Appearances may not tell the whole story of the muscles at your core.
Our new study shows the exciting potential of MRI to provide meaningful biomarkers for core muscle health.
Modern medicine depends on measurement. Without blood pressure or heart rate, clinicians would struggle to understand cardiovascular health. Muscle health is harder to define. We’re often left estimating it indirectly — through appearance, strength tests or simple measurements that reveal little about individual muscles themselves.
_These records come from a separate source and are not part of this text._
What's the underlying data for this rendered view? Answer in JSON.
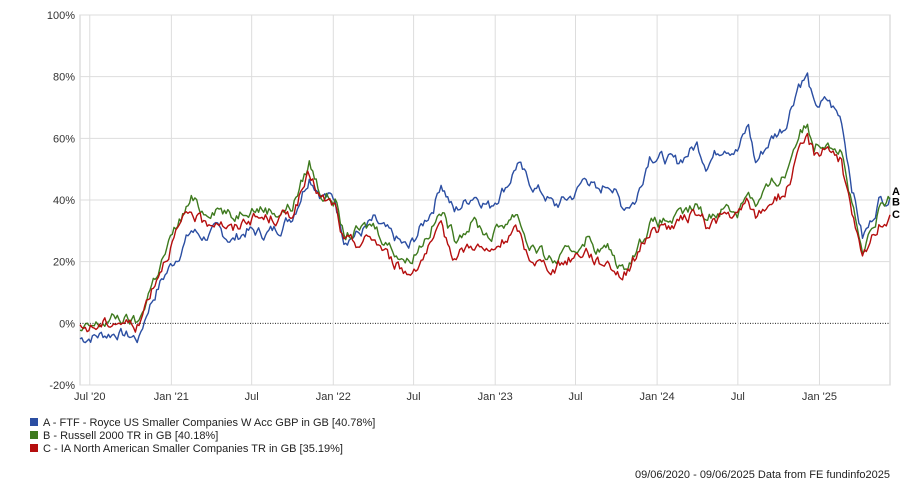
{
  "chart_data": {
    "type": "line",
    "ylim": [
      -20,
      100
    ],
    "y_ticks": [
      -20,
      0,
      20,
      40,
      60,
      80,
      100
    ],
    "y_tick_labels": [
      "-20%",
      "0%",
      "20%",
      "40%",
      "60%",
      "80%",
      "100%"
    ],
    "x_ticks": [
      {
        "date": "2020-07-01",
        "label": "Jul '20"
      },
      {
        "date": "2021-01-01",
        "label": "Jan '21"
      },
      {
        "date": "2021-07-01",
        "label": "Jul"
      },
      {
        "date": "2022-01-01",
        "label": "Jan '22"
      },
      {
        "date": "2022-07-01",
        "label": "Jul"
      },
      {
        "date": "2023-01-01",
        "label": "Jan '23"
      },
      {
        "date": "2023-07-01",
        "label": "Jul"
      },
      {
        "date": "2024-01-01",
        "label": "Jan '24"
      },
      {
        "date": "2024-07-01",
        "label": "Jul"
      },
      {
        "date": "2025-01-01",
        "label": "Jan '25"
      }
    ],
    "xlim": [
      "2020-06-09",
      "2025-06-09"
    ],
    "grid": true,
    "zero_line": true,
    "series": [
      {
        "name": "A - FTF - Royce US Smaller Companies W Acc GBP in GB [40.78%]",
        "end_label": "A",
        "color": "#2b4ea2",
        "points": [
          [
            "2020-06-09",
            -5
          ],
          [
            "2020-07-15",
            -4
          ],
          [
            "2020-09-01",
            -3
          ],
          [
            "2020-10-20",
            -5
          ],
          [
            "2020-11-10",
            5
          ],
          [
            "2020-12-10",
            14
          ],
          [
            "2021-01-15",
            22
          ],
          [
            "2021-02-15",
            30
          ],
          [
            "2021-03-15",
            28
          ],
          [
            "2021-04-15",
            30
          ],
          [
            "2021-05-20",
            27
          ],
          [
            "2021-06-20",
            30
          ],
          [
            "2021-08-01",
            29
          ],
          [
            "2021-09-01",
            31
          ],
          [
            "2021-10-01",
            35
          ],
          [
            "2021-11-08",
            48
          ],
          [
            "2021-12-05",
            42
          ],
          [
            "2022-01-05",
            40
          ],
          [
            "2022-01-25",
            28
          ],
          [
            "2022-03-01",
            29
          ],
          [
            "2022-04-01",
            33
          ],
          [
            "2022-05-15",
            28
          ],
          [
            "2022-06-20",
            24
          ],
          [
            "2022-08-15",
            38
          ],
          [
            "2022-09-01",
            46
          ],
          [
            "2022-10-01",
            36
          ],
          [
            "2022-11-15",
            42
          ],
          [
            "2022-12-20",
            38
          ],
          [
            "2023-02-01",
            46
          ],
          [
            "2023-02-20",
            52
          ],
          [
            "2023-03-15",
            46
          ],
          [
            "2023-04-20",
            42
          ],
          [
            "2023-05-15",
            38
          ],
          [
            "2023-07-01",
            42
          ],
          [
            "2023-07-25",
            48
          ],
          [
            "2023-08-20",
            42
          ],
          [
            "2023-09-15",
            46
          ],
          [
            "2023-10-15",
            38
          ],
          [
            "2023-11-15",
            40
          ],
          [
            "2023-12-15",
            55
          ],
          [
            "2024-02-15",
            52
          ],
          [
            "2024-03-31",
            58
          ],
          [
            "2024-04-20",
            52
          ],
          [
            "2024-06-01",
            58
          ],
          [
            "2024-06-30",
            56
          ],
          [
            "2024-07-25",
            64
          ],
          [
            "2024-08-10",
            52
          ],
          [
            "2024-09-15",
            60
          ],
          [
            "2024-10-15",
            64
          ],
          [
            "2024-11-15",
            78
          ],
          [
            "2024-12-05",
            80
          ],
          [
            "2024-12-20",
            70
          ],
          [
            "2025-01-20",
            72
          ],
          [
            "2025-02-20",
            66
          ],
          [
            "2025-03-15",
            45
          ],
          [
            "2025-04-08",
            28
          ],
          [
            "2025-04-25",
            32
          ],
          [
            "2025-05-15",
            40
          ],
          [
            "2025-06-09",
            40.78
          ]
        ]
      },
      {
        "name": "B - Russell 2000 TR in GB [40.18%]",
        "end_label": "B",
        "color": "#3e7a1e",
        "points": [
          [
            "2020-06-09",
            -3
          ],
          [
            "2020-07-15",
            -1
          ],
          [
            "2020-09-01",
            2
          ],
          [
            "2020-10-20",
            0
          ],
          [
            "2020-11-10",
            10
          ],
          [
            "2020-12-10",
            20
          ],
          [
            "2021-01-15",
            32
          ],
          [
            "2021-02-15",
            40
          ],
          [
            "2021-03-15",
            36
          ],
          [
            "2021-04-15",
            38
          ],
          [
            "2021-05-20",
            34
          ],
          [
            "2021-06-20",
            38
          ],
          [
            "2021-08-01",
            37
          ],
          [
            "2021-09-01",
            36
          ],
          [
            "2021-10-01",
            38
          ],
          [
            "2021-11-08",
            52
          ],
          [
            "2021-12-05",
            42
          ],
          [
            "2022-01-05",
            40
          ],
          [
            "2022-01-25",
            28
          ],
          [
            "2022-03-01",
            30
          ],
          [
            "2022-04-01",
            32
          ],
          [
            "2022-05-15",
            24
          ],
          [
            "2022-06-20",
            20
          ],
          [
            "2022-08-15",
            32
          ],
          [
            "2022-09-01",
            36
          ],
          [
            "2022-10-01",
            28
          ],
          [
            "2022-11-15",
            33
          ],
          [
            "2022-12-20",
            28
          ],
          [
            "2023-02-01",
            34
          ],
          [
            "2023-02-20",
            36
          ],
          [
            "2023-03-15",
            26
          ],
          [
            "2023-04-20",
            22
          ],
          [
            "2023-05-15",
            20
          ],
          [
            "2023-07-01",
            24
          ],
          [
            "2023-07-25",
            28
          ],
          [
            "2023-08-20",
            24
          ],
          [
            "2023-09-15",
            24
          ],
          [
            "2023-10-15",
            17
          ],
          [
            "2023-11-15",
            24
          ],
          [
            "2023-12-15",
            32
          ],
          [
            "2024-02-15",
            34
          ],
          [
            "2024-03-31",
            38
          ],
          [
            "2024-04-20",
            34
          ],
          [
            "2024-06-01",
            38
          ],
          [
            "2024-06-30",
            36
          ],
          [
            "2024-07-25",
            44
          ],
          [
            "2024-08-10",
            38
          ],
          [
            "2024-09-15",
            45
          ],
          [
            "2024-10-15",
            48
          ],
          [
            "2024-11-15",
            62
          ],
          [
            "2024-12-05",
            64
          ],
          [
            "2024-12-20",
            58
          ],
          [
            "2025-01-20",
            60
          ],
          [
            "2025-02-20",
            56
          ],
          [
            "2025-03-15",
            38
          ],
          [
            "2025-04-08",
            22
          ],
          [
            "2025-04-25",
            28
          ],
          [
            "2025-05-15",
            36
          ],
          [
            "2025-06-09",
            40.18
          ]
        ]
      },
      {
        "name": "C - IA North American Smaller Companies TR in GB [35.19%]",
        "end_label": "C",
        "color": "#b50e0e",
        "points": [
          [
            "2020-06-09",
            -2
          ],
          [
            "2020-07-15",
            -1
          ],
          [
            "2020-09-01",
            1
          ],
          [
            "2020-10-20",
            -1
          ],
          [
            "2020-11-10",
            9
          ],
          [
            "2020-12-10",
            19
          ],
          [
            "2021-01-15",
            30
          ],
          [
            "2021-02-15",
            36
          ],
          [
            "2021-03-15",
            32
          ],
          [
            "2021-04-15",
            34
          ],
          [
            "2021-05-20",
            30
          ],
          [
            "2021-06-20",
            34
          ],
          [
            "2021-08-01",
            34
          ],
          [
            "2021-09-01",
            34
          ],
          [
            "2021-10-01",
            36
          ],
          [
            "2021-11-08",
            48
          ],
          [
            "2021-12-05",
            40
          ],
          [
            "2022-01-05",
            38
          ],
          [
            "2022-01-25",
            26
          ],
          [
            "2022-03-01",
            26
          ],
          [
            "2022-04-01",
            28
          ],
          [
            "2022-05-15",
            20
          ],
          [
            "2022-06-20",
            16
          ],
          [
            "2022-08-15",
            26
          ],
          [
            "2022-09-01",
            30
          ],
          [
            "2022-10-01",
            22
          ],
          [
            "2022-11-15",
            26
          ],
          [
            "2022-12-20",
            22
          ],
          [
            "2023-02-01",
            28
          ],
          [
            "2023-02-20",
            30
          ],
          [
            "2023-03-15",
            22
          ],
          [
            "2023-04-20",
            19
          ],
          [
            "2023-05-15",
            18
          ],
          [
            "2023-07-01",
            22
          ],
          [
            "2023-07-25",
            24
          ],
          [
            "2023-08-20",
            20
          ],
          [
            "2023-09-15",
            20
          ],
          [
            "2023-10-15",
            15
          ],
          [
            "2023-11-15",
            22
          ],
          [
            "2023-12-15",
            30
          ],
          [
            "2024-02-15",
            32
          ],
          [
            "2024-03-31",
            36
          ],
          [
            "2024-04-20",
            32
          ],
          [
            "2024-06-01",
            35
          ],
          [
            "2024-06-30",
            34
          ],
          [
            "2024-07-25",
            40
          ],
          [
            "2024-08-10",
            34
          ],
          [
            "2024-09-15",
            40
          ],
          [
            "2024-10-15",
            42
          ],
          [
            "2024-11-15",
            54
          ],
          [
            "2024-12-05",
            60
          ],
          [
            "2024-12-20",
            55
          ],
          [
            "2025-01-20",
            58
          ],
          [
            "2025-02-20",
            52
          ],
          [
            "2025-03-15",
            35
          ],
          [
            "2025-04-08",
            20
          ],
          [
            "2025-04-25",
            26
          ],
          [
            "2025-05-15",
            32
          ],
          [
            "2025-06-09",
            35.19
          ]
        ]
      }
    ]
  },
  "footer": {
    "text": "09/06/2020 - 09/06/2025 Data from FE fundinfo2025"
  }
}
Our new study explores whether quantitative MRI can help change that. Using advanced MRI analysis, we compared the spinal muscles of healthy active and inactive adults, looking not just at muscle size but at measurable differences in muscle quality and composition.
MRI already allows researchers to see muscles in detail. Quantitative MRI goes further — turning images into measurements that can be tracked, compared and studied over time.
Two people may look similar externally while having very different muscle condition internally. Our study used quantitative MRI to examine specific spinal muscles individually, helping build a more detailed picture of how activity levels may influence muscle health.
The study analysed MRI scans from healthy adults with different activity levels, focusing on measurable characteristics within the muscles themselves — including muscle composition and fat content.
This points towards an important shift in musculoskeletal medicine: the development of imaging biomarkers for core muscle health.
The implications extend far beyond sport. Better ways to measure muscle health could eventually improve how clinicians understand ageing, inactivity, rehabilitation and long-term spinal health.